The condemnation, by Lord Neuberger, the master of the rolls, was drafted
shortly before the foreign secretary, David Miliband, lost his long legal
battle to suppress a seven-paragraph court document showing that MI5
officers were involved in the ill-treatment of a British resident, Binyam
Mohamed.
Amid mounting calls for an independent inquiry into the affair, three of
the country's most senior judges Lord Judge, the lord chief justice, Sir
Anthony May, president of the Queen's Bench Division, and Lord Neuberger
disclosed evidence of MI5's complicity in Mohamed's torture and unlawful
interrogation by the US.
So severe were Neuberger's criticisms of MI5 that the government's
leading lawyer in the case, Jonathan Sumption QC, privately wrote to the
court asking him to reconsider his draft judgment before it was handed down.
The court's final ruling forced the Foreign Office to publish a
seven-paragraph summary of 42 classified CIA documents that were handed to
MI5 before Witness B travelled to Pakistan to interrogate Mohamed. These
show that MI5 was aware that Mohamed was being continuously deprived of
sleep, threatened with rendition and subjected to previous interrogations
that were causing him significant mental stress and suffering. If
administered in the UK, the summary says, it would clearly be in breach of
undertakings about interrogation techniques made by the British government
in 1972.
Miliband told MPs that the ruling was leading to a great deal of
concern in the US. In a statement to the Commons he said he had fought
to prevent the release of the information to defend the fundamental
principle that intelligence shared with the UK would be protected.
Update:
Less than Frank
27th February 2010. Based on
article
from
independent.co.uk
In a ruling that raises questions about the conduct and regulation of
MI5, the Court of Appeal said officers had suppressed evidence of their
alleged involvement in the torture of Binyam Mohamed while he was imprisoned
by America.
The judicial criticism was made fully public after The Independent and
other media groups successfully challenged a decision by the court to remove
a paragraph from a draft judgment because of an objection raised by the
Government.
The Master of the Rolls, Lord Neuberger, accused officers of having a
dubious record over the coercive interrogation of the former
Guantanamo Bay detainee. Lord Neuberger said some officers had been less
than frank about what they knew about Mohamed's ill-treatment.
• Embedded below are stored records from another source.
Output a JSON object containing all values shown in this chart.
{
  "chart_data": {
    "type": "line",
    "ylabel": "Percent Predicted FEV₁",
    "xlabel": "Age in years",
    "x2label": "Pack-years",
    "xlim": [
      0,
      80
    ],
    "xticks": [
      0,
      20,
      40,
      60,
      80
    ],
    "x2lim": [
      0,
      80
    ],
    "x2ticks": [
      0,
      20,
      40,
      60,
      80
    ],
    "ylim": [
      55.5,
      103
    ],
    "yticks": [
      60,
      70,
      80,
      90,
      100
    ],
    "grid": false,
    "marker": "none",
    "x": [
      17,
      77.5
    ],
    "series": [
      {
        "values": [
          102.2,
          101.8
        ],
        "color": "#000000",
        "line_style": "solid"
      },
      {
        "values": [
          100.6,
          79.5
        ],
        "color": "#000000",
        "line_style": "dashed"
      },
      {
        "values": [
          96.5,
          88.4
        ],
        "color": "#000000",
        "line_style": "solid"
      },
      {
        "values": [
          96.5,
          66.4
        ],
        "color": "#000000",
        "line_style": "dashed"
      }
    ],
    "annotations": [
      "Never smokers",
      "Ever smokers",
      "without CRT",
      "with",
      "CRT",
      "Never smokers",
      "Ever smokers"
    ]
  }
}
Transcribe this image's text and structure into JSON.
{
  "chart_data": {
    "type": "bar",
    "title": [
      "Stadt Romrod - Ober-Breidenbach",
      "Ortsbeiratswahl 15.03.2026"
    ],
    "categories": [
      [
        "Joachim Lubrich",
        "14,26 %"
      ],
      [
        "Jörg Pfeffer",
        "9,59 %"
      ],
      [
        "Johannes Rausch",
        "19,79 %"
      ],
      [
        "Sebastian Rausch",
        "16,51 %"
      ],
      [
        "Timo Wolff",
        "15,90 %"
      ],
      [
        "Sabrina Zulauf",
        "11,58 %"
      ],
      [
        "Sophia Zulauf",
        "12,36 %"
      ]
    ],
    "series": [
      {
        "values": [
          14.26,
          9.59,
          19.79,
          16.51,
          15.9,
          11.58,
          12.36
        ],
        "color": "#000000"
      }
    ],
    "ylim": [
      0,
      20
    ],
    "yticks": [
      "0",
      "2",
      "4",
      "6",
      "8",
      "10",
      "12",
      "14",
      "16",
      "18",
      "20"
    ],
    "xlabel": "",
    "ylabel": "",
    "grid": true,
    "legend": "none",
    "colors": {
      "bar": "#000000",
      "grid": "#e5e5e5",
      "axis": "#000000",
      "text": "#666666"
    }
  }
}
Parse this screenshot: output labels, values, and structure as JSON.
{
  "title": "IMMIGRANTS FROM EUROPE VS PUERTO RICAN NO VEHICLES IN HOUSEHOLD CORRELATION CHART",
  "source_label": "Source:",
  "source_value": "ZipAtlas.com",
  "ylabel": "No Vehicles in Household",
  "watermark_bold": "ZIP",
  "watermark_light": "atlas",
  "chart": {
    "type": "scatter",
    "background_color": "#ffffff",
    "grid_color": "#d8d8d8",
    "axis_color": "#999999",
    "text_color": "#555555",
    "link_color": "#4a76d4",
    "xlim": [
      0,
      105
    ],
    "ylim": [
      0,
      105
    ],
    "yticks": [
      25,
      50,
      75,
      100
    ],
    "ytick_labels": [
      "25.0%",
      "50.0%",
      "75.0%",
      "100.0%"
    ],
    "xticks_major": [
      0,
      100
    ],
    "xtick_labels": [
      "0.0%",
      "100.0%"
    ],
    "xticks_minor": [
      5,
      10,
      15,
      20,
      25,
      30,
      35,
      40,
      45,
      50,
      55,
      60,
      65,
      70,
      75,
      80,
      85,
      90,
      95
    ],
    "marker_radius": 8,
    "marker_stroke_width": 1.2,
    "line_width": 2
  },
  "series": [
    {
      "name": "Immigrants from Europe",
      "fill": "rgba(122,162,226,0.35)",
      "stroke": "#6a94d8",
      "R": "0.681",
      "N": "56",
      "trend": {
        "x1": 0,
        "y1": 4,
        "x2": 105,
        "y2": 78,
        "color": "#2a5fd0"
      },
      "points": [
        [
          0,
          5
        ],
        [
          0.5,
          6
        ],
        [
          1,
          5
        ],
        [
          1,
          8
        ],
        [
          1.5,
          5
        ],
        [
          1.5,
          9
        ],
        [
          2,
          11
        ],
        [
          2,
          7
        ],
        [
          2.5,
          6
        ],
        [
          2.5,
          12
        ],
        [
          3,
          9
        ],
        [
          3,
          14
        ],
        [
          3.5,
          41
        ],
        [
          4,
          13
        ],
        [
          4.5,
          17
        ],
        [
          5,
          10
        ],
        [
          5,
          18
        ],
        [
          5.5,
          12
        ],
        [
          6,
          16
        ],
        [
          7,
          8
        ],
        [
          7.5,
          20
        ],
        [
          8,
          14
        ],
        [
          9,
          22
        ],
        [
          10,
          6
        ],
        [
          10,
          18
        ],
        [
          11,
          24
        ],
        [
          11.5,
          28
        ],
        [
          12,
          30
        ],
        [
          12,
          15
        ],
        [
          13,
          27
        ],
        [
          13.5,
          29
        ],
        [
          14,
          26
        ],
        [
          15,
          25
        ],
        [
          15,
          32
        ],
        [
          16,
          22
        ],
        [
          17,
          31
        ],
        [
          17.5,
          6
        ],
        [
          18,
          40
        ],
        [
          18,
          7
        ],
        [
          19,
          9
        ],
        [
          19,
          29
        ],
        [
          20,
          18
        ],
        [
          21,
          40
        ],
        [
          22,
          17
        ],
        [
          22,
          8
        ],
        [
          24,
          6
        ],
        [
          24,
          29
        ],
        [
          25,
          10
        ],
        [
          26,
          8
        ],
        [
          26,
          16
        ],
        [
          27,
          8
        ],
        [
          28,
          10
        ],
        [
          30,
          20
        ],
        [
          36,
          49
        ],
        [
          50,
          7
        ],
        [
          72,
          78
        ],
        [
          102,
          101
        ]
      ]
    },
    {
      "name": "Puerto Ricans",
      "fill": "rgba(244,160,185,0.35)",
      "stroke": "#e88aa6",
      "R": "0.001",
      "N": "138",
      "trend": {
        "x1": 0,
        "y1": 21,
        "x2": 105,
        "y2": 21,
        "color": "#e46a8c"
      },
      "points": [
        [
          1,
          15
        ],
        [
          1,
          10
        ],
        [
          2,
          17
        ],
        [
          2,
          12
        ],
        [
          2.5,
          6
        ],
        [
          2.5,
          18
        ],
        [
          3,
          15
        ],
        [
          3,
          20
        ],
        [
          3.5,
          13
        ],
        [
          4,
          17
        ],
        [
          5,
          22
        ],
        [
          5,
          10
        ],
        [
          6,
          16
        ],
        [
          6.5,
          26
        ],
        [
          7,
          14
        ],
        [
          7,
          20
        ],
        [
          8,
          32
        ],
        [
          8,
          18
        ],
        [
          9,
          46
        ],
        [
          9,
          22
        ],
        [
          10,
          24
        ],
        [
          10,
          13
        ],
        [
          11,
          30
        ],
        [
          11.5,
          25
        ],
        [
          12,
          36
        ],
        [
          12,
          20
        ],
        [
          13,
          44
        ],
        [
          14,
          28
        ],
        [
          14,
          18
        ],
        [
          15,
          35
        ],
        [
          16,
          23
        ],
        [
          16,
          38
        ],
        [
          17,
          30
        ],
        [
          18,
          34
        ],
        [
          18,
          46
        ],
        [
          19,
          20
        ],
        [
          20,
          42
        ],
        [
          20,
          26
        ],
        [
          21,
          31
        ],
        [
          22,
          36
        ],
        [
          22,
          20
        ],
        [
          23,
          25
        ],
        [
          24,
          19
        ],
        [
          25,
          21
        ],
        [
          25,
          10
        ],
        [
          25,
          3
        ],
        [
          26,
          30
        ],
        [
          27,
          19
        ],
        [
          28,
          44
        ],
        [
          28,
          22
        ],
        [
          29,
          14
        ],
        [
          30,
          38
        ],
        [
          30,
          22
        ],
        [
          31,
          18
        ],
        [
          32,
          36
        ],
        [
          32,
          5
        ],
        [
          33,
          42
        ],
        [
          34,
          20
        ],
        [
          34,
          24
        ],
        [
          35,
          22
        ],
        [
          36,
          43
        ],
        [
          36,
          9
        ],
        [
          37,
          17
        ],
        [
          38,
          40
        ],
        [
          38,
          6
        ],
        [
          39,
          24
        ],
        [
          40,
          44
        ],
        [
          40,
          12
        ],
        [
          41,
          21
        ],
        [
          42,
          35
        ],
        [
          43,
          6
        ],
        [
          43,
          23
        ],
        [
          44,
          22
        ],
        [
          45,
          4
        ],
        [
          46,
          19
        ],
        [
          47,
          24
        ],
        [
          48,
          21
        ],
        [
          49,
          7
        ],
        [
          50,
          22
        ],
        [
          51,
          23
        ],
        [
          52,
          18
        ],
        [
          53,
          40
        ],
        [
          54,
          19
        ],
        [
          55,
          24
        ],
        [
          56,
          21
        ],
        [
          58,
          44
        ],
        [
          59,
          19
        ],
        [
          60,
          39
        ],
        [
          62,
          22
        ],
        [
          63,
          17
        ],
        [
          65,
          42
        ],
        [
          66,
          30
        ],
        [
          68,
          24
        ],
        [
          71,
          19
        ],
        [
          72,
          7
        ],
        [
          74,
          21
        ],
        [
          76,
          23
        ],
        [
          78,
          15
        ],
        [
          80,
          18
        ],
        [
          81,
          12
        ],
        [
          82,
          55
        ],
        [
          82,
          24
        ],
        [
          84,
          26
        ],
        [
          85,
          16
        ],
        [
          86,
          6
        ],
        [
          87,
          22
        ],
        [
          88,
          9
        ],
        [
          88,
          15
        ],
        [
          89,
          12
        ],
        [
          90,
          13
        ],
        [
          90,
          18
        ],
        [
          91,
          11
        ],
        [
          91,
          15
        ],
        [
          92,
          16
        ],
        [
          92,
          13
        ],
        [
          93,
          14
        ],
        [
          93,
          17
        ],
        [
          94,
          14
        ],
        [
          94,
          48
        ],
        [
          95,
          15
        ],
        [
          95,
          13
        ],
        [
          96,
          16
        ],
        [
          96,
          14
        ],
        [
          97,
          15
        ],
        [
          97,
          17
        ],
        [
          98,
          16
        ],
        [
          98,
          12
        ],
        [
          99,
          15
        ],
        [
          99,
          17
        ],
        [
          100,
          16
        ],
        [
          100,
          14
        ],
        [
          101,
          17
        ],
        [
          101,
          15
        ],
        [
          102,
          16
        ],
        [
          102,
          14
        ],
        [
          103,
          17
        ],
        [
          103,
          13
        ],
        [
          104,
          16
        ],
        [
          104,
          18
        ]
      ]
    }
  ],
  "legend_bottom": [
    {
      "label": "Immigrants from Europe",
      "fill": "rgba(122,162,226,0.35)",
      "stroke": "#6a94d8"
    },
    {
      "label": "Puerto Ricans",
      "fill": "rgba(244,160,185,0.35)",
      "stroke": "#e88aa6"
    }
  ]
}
The paragraph in question explains how MI5 had stressed to a
parliamentary committee that it operated in a culture that respected
human rights and that coercive techniques were alien to the service's
general ethics, methodology and training.
Lord Neuberger's final paragraph says: Yet in this case that does not
seem to have been true: as the evidence shows, some Security Services
officials appear to have a dubious record relating to actual involvement,
and frankness about any such involvement, with the mistreatment of Mr
Mohamed when he was held at the behest of US officials.